In the meantime, Blance dates one of Stanley's friends, Mitch.  He still lives with his mother and is grateful for the attention a woman as charming as Blanche is willing to give him.  Their relationship is good, however, when Stanley plays detective and does some dirt-digging on his sister-in-law.  When he ends up passing the sordid details regarding Blanche's real life on to Mitch, he ends their relationship.

Blanche tries to escape her sister's home by desperately trying to contact a wealthy man who once was her boyfriend.  Because she doesn't have his phone number or address, this becomes just another one of her empty obsessions.

To make this turn of events even more heart-rending for Blanche, she had confessed to Mitch that her late husband killed himself after she discovered him having sex with another man.  She never recovered from the isolation and depression she suffered since that betrayal.

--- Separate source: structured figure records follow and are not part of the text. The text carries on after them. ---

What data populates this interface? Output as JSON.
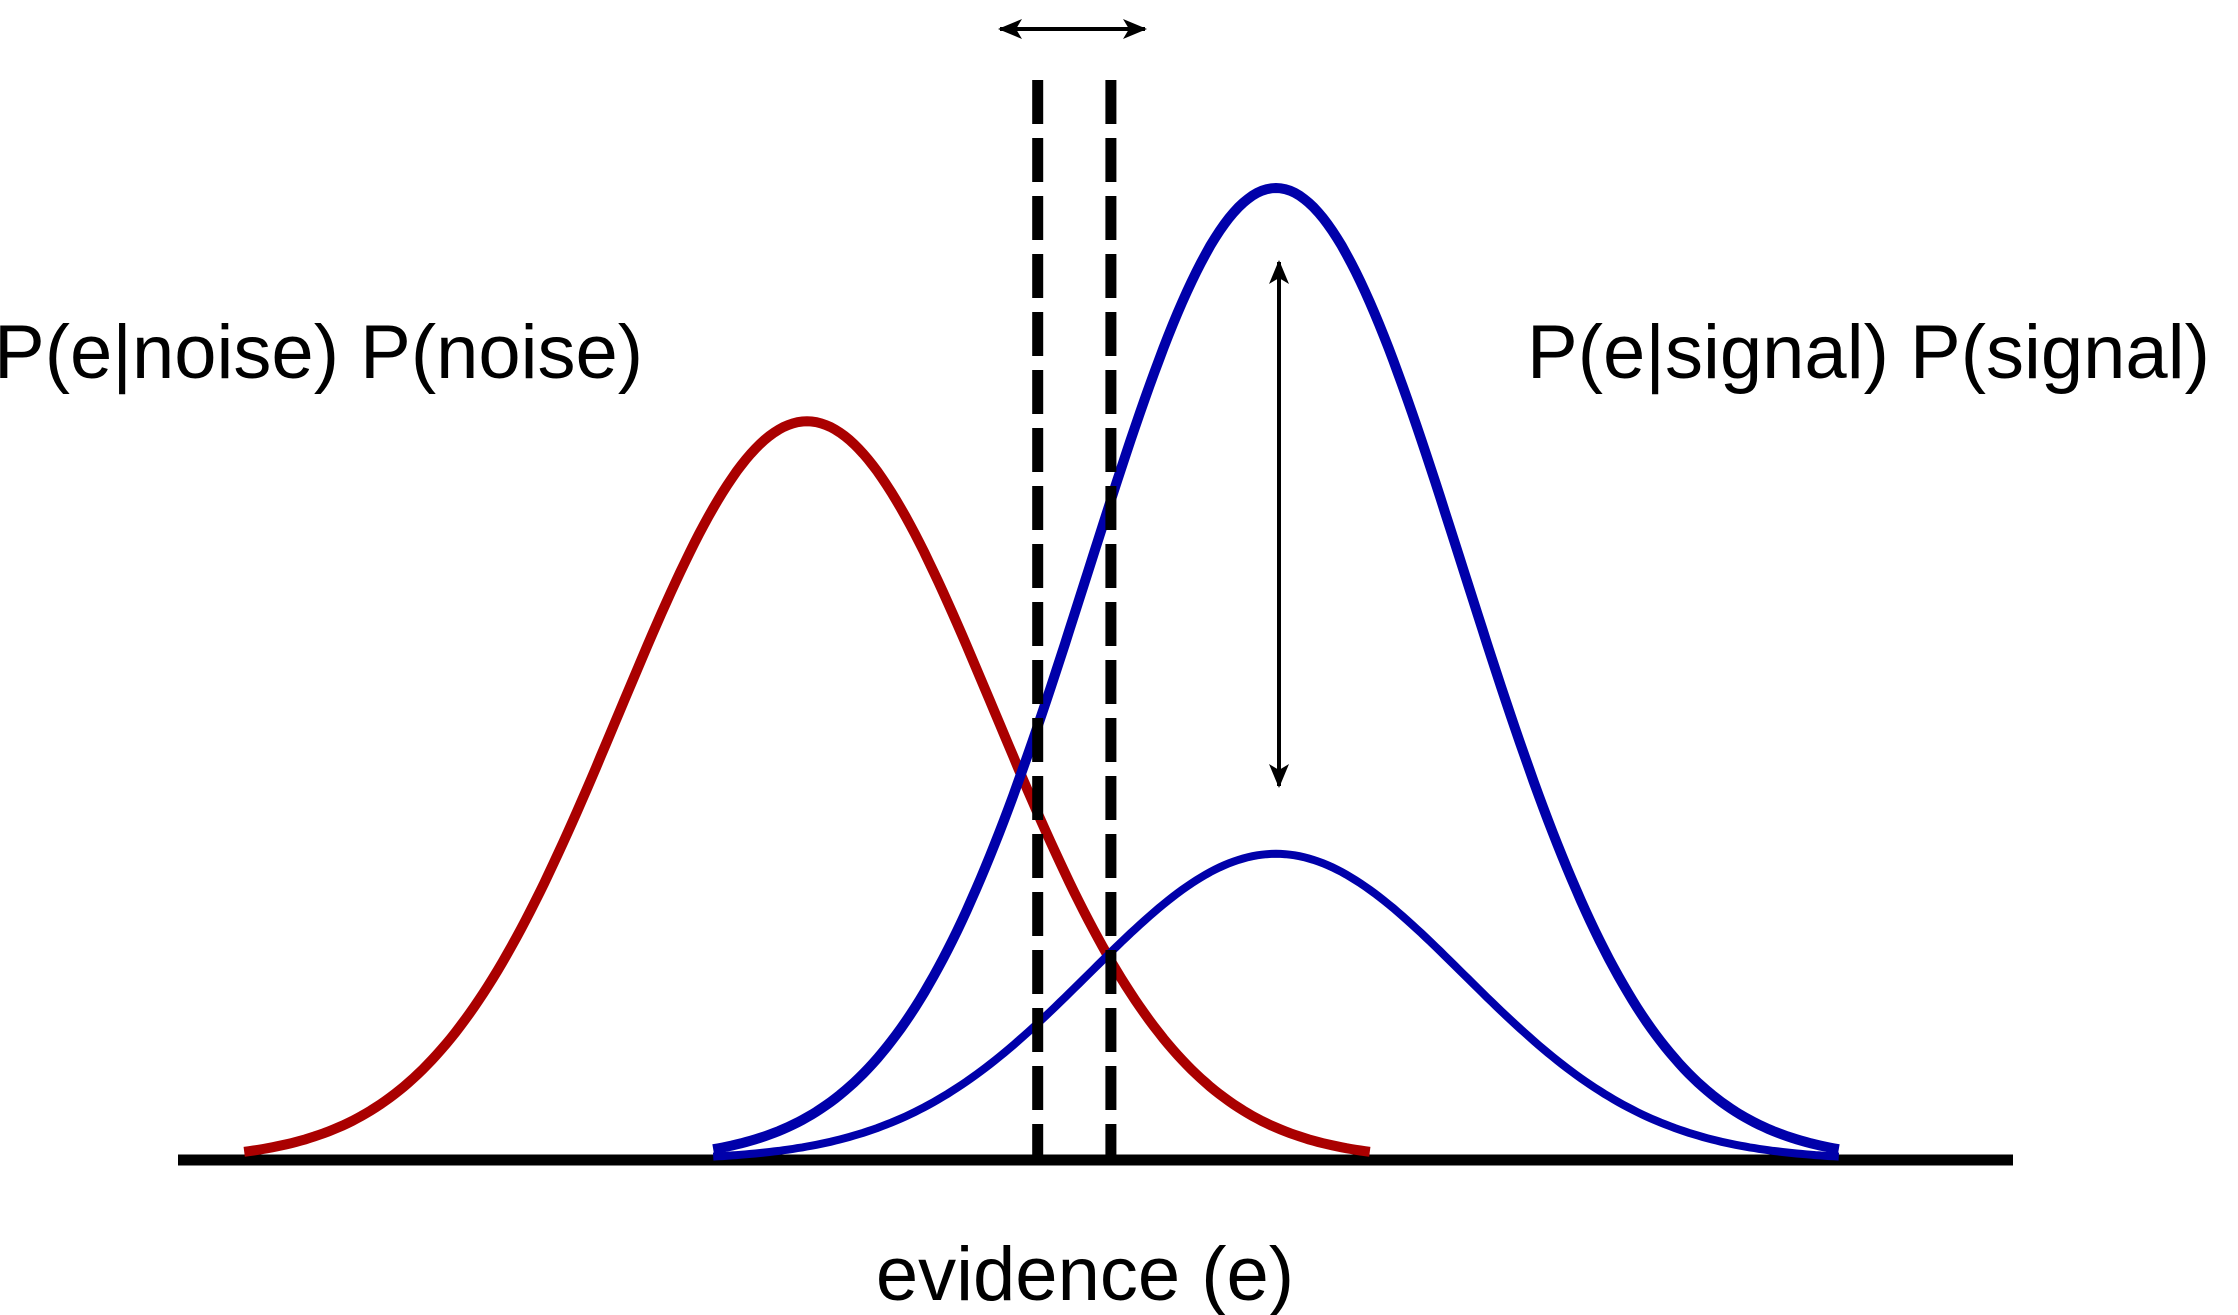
{
  "labels": {
    "noise": "P(e|noise) P(noise)",
    "signal": "P(e|signal) P(signal)",
    "xaxis": "evidence (e)"
  },
  "colors": {
    "noise": "#aa0000",
    "signal": "#0000aa",
    "axis": "#000000"
  },
  "curves": {
    "noise": {
      "mean": 0,
      "sd": 1,
      "peak": 0.76,
      "range": [
        -3,
        3
      ]
    },
    "signal_strong": {
      "mean": 2.5,
      "sd": 1,
      "peak": 1.0,
      "range": [
        -0.5,
        5.5
      ]
    },
    "signal_weak": {
      "mean": 2.5,
      "sd": 1,
      "peak": 0.315,
      "range": [
        -0.5,
        5.5
      ]
    }
  },
  "criteria": [
    1.23,
    1.62
  ],
  "indicators": {
    "criterion_shift": "horizontal double arrow between criteria",
    "prior_change": "vertical double arrow at signal peak"
  }
}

Stanley is only too happy to revel that Blanche is not as innocently refined as she would like people to believe.  In fact, back home she was the town tramp, residing in a seedy hotel.

Blanche's drinking increases and she mentally descends into a state of depression.  When Stella goes into labour and Stanley and Blanche are alone in the cramped apartment, they have an argument.  Stanley takes advantage of his sister-in-law's fragile state, and she is unable to fight him off.

When Blance reveals to Stella what Stanley has done, Stella refuses to believe her and decides that her sister needs care at a mental institution.  She breaks down, however, when she witnesses Blanche's reaction to yet another betrayal, this time at her sister's hands.

It's too late, and Stanley leads Stella off to give her the only kind of comfort of which he's capable.